Well, Dave, considering the culture they grew up in, its unlikely to find many 70 to 79 year olds (who make up half the demographic of lung cancer deaths) who wouldn't have smoked.

Anyway, I'm not arguing for smoking (I've already said it's a mug's game), what I'm pointing out is that when ASH or pc politician born-again-non-smokers and the like throw at us a figure of 37,000 deaths per year from lung cancer they are infering that those deaths are all due to the fags. Maybe they are, but the half in the 70-79 bracket were also in the average age of dying bracket too.

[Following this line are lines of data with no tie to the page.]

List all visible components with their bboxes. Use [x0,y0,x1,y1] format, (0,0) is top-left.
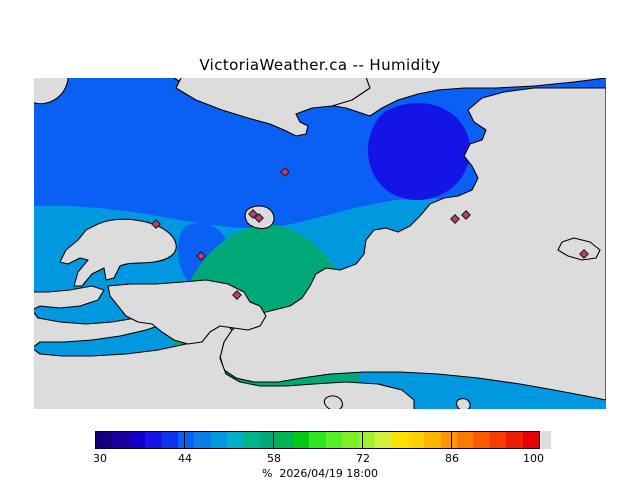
contour-band-deep-blue-pocket [367,102,470,201]
colorbar-swatch-9 [243,432,261,448]
land-west-island [59,218,177,287]
colorbar-swatch-8 [227,432,244,448]
station-marker[interactable] [232,290,242,300]
colorbar-swatch-24 [489,432,507,448]
land-east-peninsula-tip [557,237,601,261]
colorbar-swatch-23 [473,432,490,448]
colorbar-swatch-6 [194,432,211,448]
station-marker[interactable] [248,209,258,219]
colorbar-swatch-15 [342,432,359,448]
station-diamond-icon [461,210,471,220]
land-northwest-corner [34,78,69,105]
colorbar-swatch-10 [260,432,277,448]
colorbar-tick-label-86: 86 [445,452,459,465]
colorbar-swatch-2 [128,432,146,448]
station-marker[interactable] [254,213,264,223]
land-central-spit [107,279,267,345]
land-southwest-mainland [34,285,415,409]
legend: 30 44 58 72 86 100 % 2026/04/19 18:00 [0,425,640,480]
land-islet-southeast [456,398,471,409]
colorbar-swatch-3 [145,432,162,448]
colorbar-tick-86 [451,431,452,449]
map-canvas[interactable] [34,78,606,409]
colorbar-swatch-13 [309,432,326,448]
colorbar-swatch-14 [325,432,343,448]
colorbar-swatch-11 [276,432,293,448]
humidity-map[interactable] [34,78,606,409]
coastline-layer [34,78,606,409]
station-marker[interactable] [450,214,460,224]
station-diamond-icon [450,214,460,224]
colorbar-tick-72 [362,431,363,449]
colorbar-tick-label-100: 100 [523,452,544,465]
colorbar-swatch-1 [112,432,129,448]
colorbar[interactable] [95,431,540,449]
land-islet-south [323,395,343,409]
colorbar-tick-label-44: 44 [178,452,192,465]
station-marker[interactable] [461,210,471,220]
station-diamond-icon [280,167,290,177]
land-east-mainland [219,87,606,401]
station-diamond-icon [579,249,589,259]
colorbar-swatch-0 [96,432,113,448]
station-diamond-icon [151,219,161,229]
colorbar-swatch-20 [424,432,441,448]
land-north-central-peninsula [175,78,371,137]
station-marker[interactable] [151,219,161,229]
page-title: VictoriaWeather.ca -- Humidity [199,56,441,74]
colorbar-swatch-4 [161,432,179,448]
station-marker[interactable] [280,167,290,177]
colorbar-tick-44 [184,431,185,449]
colorbar-tick-label-58: 58 [267,452,281,465]
station-diamond-icon [196,251,206,261]
legend-caption: % 2026/04/19 18:00 [261,467,379,480]
colorbar-swatch-18 [391,432,408,448]
colorbar-tick-58 [273,431,274,449]
colorbar-swatch-19 [407,432,425,448]
station-diamond-icon [254,213,264,223]
colorbar-tick-label-30: 30 [93,452,107,465]
station-marker[interactable] [196,251,206,261]
station-marker[interactable] [579,249,589,259]
colorbar-swatch-5 [178,432,195,448]
station-marker-layer[interactable] [151,167,589,300]
colorbar-swatch-12 [292,432,310,448]
colorbar-swatch-22 [456,432,474,448]
colorbar-swatch-26 [522,432,539,448]
colorbar-overflow-swatch [541,431,551,449]
colorbar-swatch-16 [358,432,375,448]
colorbar-swatch-7 [210,432,228,448]
contour-band-blue-north [34,78,606,258]
colorbar-swatch-25 [506,432,523,448]
colorbar-swatch-17 [374,432,392,448]
colorbar-tick-label-72: 72 [356,452,370,465]
station-diamond-icon [248,209,258,219]
station-diamond-icon [232,290,242,300]
colorbar-swatch-21 [440,432,457,448]
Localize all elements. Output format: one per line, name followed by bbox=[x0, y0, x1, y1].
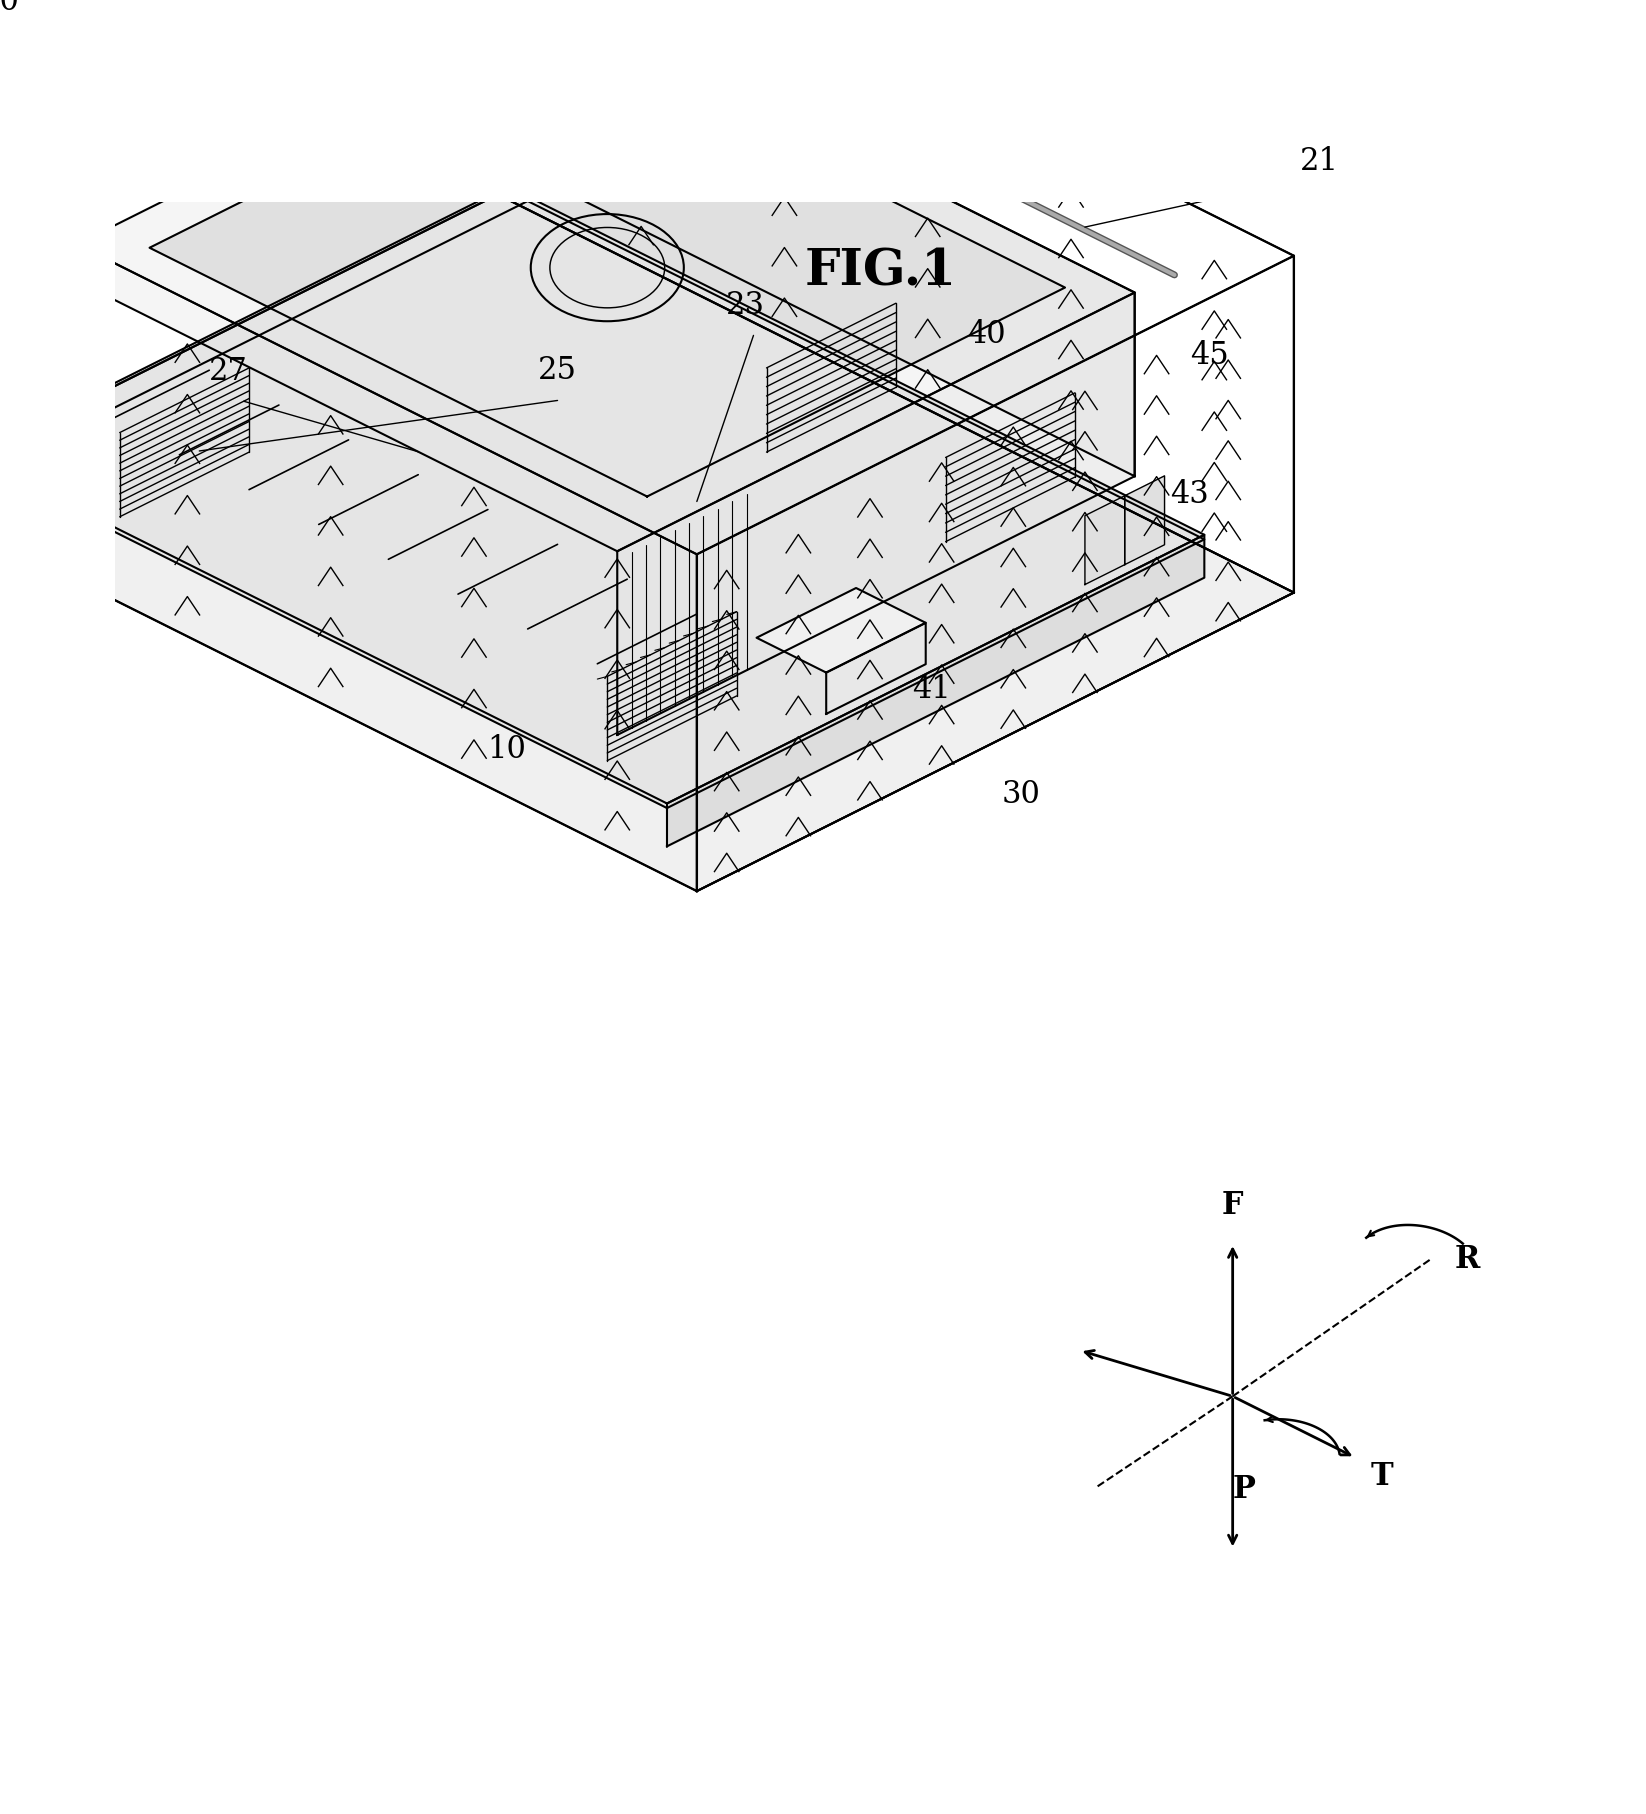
Text: 25: 25 bbox=[538, 356, 578, 386]
Polygon shape bbox=[150, 40, 1065, 497]
Polygon shape bbox=[0, 201, 1205, 809]
Polygon shape bbox=[0, 158, 696, 892]
Text: F: F bbox=[1221, 1190, 1243, 1221]
Polygon shape bbox=[617, 294, 1134, 735]
Text: 23: 23 bbox=[726, 290, 765, 321]
Text: R: R bbox=[1455, 1243, 1480, 1273]
Polygon shape bbox=[667, 535, 1205, 847]
Text: 27: 27 bbox=[209, 356, 249, 386]
Text: FIG.1: FIG.1 bbox=[805, 247, 956, 296]
Polygon shape bbox=[0, 187, 1205, 804]
Polygon shape bbox=[40, 5, 1134, 551]
Polygon shape bbox=[497, 0, 1294, 593]
Text: 30: 30 bbox=[1002, 778, 1040, 809]
Polygon shape bbox=[558, 5, 1134, 477]
Polygon shape bbox=[1085, 497, 1124, 586]
Text: 41: 41 bbox=[912, 673, 950, 704]
Polygon shape bbox=[1124, 477, 1164, 566]
Text: 10: 10 bbox=[487, 735, 527, 766]
Text: 21: 21 bbox=[1300, 145, 1338, 178]
Polygon shape bbox=[826, 624, 925, 715]
Text: 40: 40 bbox=[966, 319, 1006, 350]
Polygon shape bbox=[0, 196, 1294, 892]
Text: 45: 45 bbox=[1190, 339, 1230, 370]
Text: P: P bbox=[1233, 1473, 1256, 1504]
Polygon shape bbox=[757, 590, 925, 673]
Text: T: T bbox=[1371, 1460, 1393, 1491]
Text: 20: 20 bbox=[0, 0, 20, 18]
Polygon shape bbox=[696, 256, 1294, 892]
Text: 43: 43 bbox=[1170, 479, 1210, 510]
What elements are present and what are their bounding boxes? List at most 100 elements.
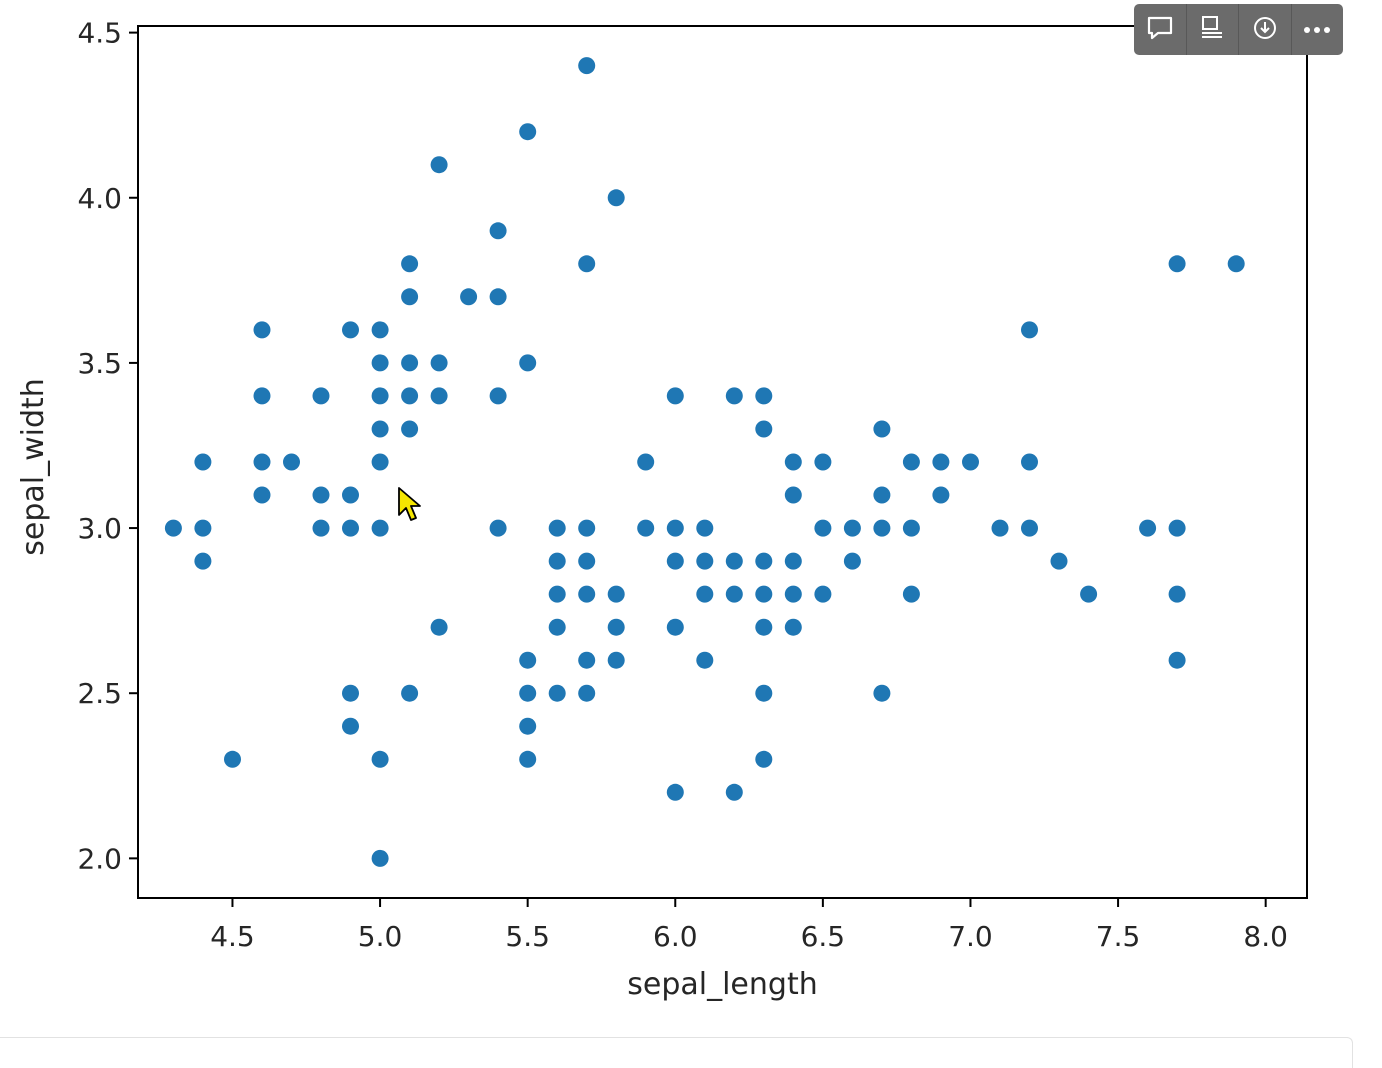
- data-point: [401, 255, 419, 273]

Watched Billy Connolly the other night. He was talking about eating brown bread rather than white and how we're lectured about eating correctly and this enabling us to live longer. What is not pointed out is that you don't have those extra years when you're 25 and shagging like a rabbit - you get the extra years when you're 80 and pissing your trousers. Great.

dave hutchinson said...

True enough, Neal.

Connolly's good on the little indignities of aging, isn't he? Back in my 20s and 30s that stuff just seemed funny; now it looks like prophecy.

Alex Cull said...

A lot of the arguments boil down to having the right to do what we want, e.g. the right to smoke vs the right to breathe smoke-free air, just like the right to listen to drums & bass at full volume vs the right to peace and quiet. I'm generally on the smoke-free and peace-and-quiet ends of those spectrums, but can see the others' points of view too.

There's room for both positions, surely. Better engineered buildings, and changes to the way we use space would help, rather than just lecturing people to stop.

NB. Why don't Monsanto, or similar gene-engineering giant corporation, produce a cigarette that delivers a nicotine hit but emits nothing but inert gases smelling of something pleasant, e.g. uh, I don't know, chips?